Лемнер брал Бухмет не во имя Русской Победы, не во славу русских войск. Он брал Бухмет, чтобы дойти до церкви и в отблесках боя, среди вспышек и грома, обвенчаться с Ланой.
«Тебе, любимая»! — повторял он, сжав зубы и раздвинув губы. На лице его блестел жуткий и счастливый оскал.
«Бэтээры» с пехотой притаились в развалинах, упругие, готовые слететь с тетивы. Гаубицы раздолбили этажи и подъезды ближних домов, перенесли огонь в глубь квартала.
— «Комок»! Я— «Пригожий»! Атакуй!
Бэтээры, как длинные змеи, скользнули вперёд. Лемнер в бинокль видел грязно-зелёные ромбы машин, тёмные, прилипшие к броне комки пехотинцев, профиль Пушкина, как белый мазок, заслонённый ногами солдат.
«Тебе, любимая!» — яростной мыслью посылал бэтээры в атаку.
На небе, среди чёрных дымов, появилась заря, длинная, красная, как ватерлиния. Бэтээры ушли из развалин, приближались к домам по двум направлениям, один к кладбищу сгоревших легковушек, другой к карусели и двухколёсной цистерне.
— «Комок»! Я — «Пригожий»! Ссаживай пехоту! — командовал Лемнер, но не в рацию, а в окуляры бинокля. На железной крыше своим нетерпением, страстью он гнал бэтээры по пустырю под алой зарей.
Он видел, как сыплются с брони комочки солдат, рассеиваются, как семена. Бэтээры замедляют ход, медленно ползут за солдатами, и у пулемётов начинает мерцать, курсовые и башенный пулемёты бьют по нижним этажам и подъездам, прикрывая пехоту. От дома, из чёрной дыры на фасаде вылетает пушистая трасса, мчит к бэтээру, промахивается, поднимает короткий взрыв. В оконных проемах начинают трепетать огоньки. Пехотинцы перебежками, хоронясь за легковушками и цистерной, приближаются к фасаду. Лемнер слышал стук их сердец под бронежилетами, удары подошв в утоптанный снег, чувствовал, как пахнут сгоревшая пластмасса и резина легковушки, как веет бензином пустая простреленная цистерна.

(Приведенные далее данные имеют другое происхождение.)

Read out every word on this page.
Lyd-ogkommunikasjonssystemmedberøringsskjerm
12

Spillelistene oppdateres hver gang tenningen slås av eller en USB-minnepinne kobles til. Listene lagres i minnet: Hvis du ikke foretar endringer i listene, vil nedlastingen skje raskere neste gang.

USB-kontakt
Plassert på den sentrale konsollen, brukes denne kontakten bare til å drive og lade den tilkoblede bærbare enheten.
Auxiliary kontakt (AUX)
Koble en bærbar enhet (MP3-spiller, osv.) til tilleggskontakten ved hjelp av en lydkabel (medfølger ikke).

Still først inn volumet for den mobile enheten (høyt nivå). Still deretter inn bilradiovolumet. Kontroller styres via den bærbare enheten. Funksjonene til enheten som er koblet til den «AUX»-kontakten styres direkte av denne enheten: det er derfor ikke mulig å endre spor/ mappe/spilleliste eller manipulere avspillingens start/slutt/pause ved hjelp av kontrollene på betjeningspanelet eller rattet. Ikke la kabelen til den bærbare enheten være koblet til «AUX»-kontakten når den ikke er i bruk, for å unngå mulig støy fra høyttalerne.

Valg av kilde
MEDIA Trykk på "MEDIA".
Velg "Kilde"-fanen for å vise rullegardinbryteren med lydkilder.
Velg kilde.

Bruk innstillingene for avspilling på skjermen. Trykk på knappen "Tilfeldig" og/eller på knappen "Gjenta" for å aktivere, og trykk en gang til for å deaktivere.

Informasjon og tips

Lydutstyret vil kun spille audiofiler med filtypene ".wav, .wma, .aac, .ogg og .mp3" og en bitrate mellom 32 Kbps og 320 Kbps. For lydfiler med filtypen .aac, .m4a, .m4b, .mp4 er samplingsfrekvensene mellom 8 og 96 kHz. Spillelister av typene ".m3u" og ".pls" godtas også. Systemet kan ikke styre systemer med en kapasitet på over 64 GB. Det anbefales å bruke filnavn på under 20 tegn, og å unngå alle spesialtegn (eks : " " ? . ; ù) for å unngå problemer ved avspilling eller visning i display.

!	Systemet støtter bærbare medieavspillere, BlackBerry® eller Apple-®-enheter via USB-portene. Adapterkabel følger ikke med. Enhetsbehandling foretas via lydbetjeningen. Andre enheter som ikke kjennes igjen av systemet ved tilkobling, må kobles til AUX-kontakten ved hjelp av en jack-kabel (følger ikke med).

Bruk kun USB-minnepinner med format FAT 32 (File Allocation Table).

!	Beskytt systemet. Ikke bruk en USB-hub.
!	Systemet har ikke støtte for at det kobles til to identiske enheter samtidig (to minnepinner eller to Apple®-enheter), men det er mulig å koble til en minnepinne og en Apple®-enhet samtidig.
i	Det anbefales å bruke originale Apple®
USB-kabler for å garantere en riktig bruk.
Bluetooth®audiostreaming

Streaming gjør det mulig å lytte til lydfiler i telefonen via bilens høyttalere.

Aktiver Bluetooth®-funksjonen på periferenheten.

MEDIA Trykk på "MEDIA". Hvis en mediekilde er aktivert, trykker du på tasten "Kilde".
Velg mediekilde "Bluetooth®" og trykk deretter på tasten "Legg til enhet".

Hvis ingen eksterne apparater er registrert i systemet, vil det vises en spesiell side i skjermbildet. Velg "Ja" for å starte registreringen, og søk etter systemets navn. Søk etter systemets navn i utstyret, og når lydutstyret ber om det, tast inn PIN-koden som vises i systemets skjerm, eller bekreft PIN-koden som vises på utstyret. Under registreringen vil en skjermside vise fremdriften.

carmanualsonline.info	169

— «Комок»! Я — «Пригожий»! Вперёд! Не сметь залегать! — кричал он в морозный воздух, видя, как ожили на этажах пулемётные гнезда, и под разными углами бьют из проломов гранатомёты, и бэтээры, уклоняясь от попаданий, колесят по пустырю, отступают, прячутся в развалинах. Пехота втянулась в подъезды, высотка проглотила два взвода и замерла. Грязно-белый изрезанный колёсами пустырь, тёмные дырки взрывов, два убитых штурмовика, похожие на плывущих кролем пловцов, и красная лента зари, как та, что носили царские камергеры.
Артиллерия лязгала в глубине квартала «Альфа», в стороне со свистом закипавшего чайника проносились реактивные снаряды. Но высотка молчала. Она пережёвывала ворвавшиеся в неё два взвода. Беззвучная снаружи, внутри она чавкала, скрипела зубами, булькала и давилась. Лемнер с крыши, опустив бинокль, видел теменным оком взбегавших на этажи штурмовиков. Грохотали гранаты, дергались сжатые в кулаках автоматы, распахивались двери квартир. Схватывались на лестничных клетках, клубками катались по ступеням, падали с этажей, блестели ножами, давили кадыки, рвали пальцами рты. Высотка съедала штурмовиков. Проглотила два взвода, отхаркивала уцелевших, провожала кровавыми плевками.
Лемнер видел, как из подъезда выбежали трое, без оружия. Побежали по пустырю, двое быстро, третий волочился прихрамывая. Двух уложили у детской карусели, они легли на снег, не добежав до красных и жёлтых люлек. Третий, хромая, добрался до пробитой цистерны и укрылся за её вздутым боком.
Лемнер в бессилии бил кулаком по крыше, и железо гремело.
— «Штык»! Я — «Пригожий»! Атакуй, мать твою! — посылал он в бой подкрепление.
Церковь, спрятанная в районе «Дельта», была готова к венчанию. Лемнер был жених, прорубался к алтарю.
Он видел, как Вава машет руками над головами командиров, и те словно уклоняются от ударов, хватают рации, кричат в рации и телефонные трубки.
— «Штык»! Я — «Пригожий»»! Готовь второй взвод! Тебя поддержат вертушки и танки!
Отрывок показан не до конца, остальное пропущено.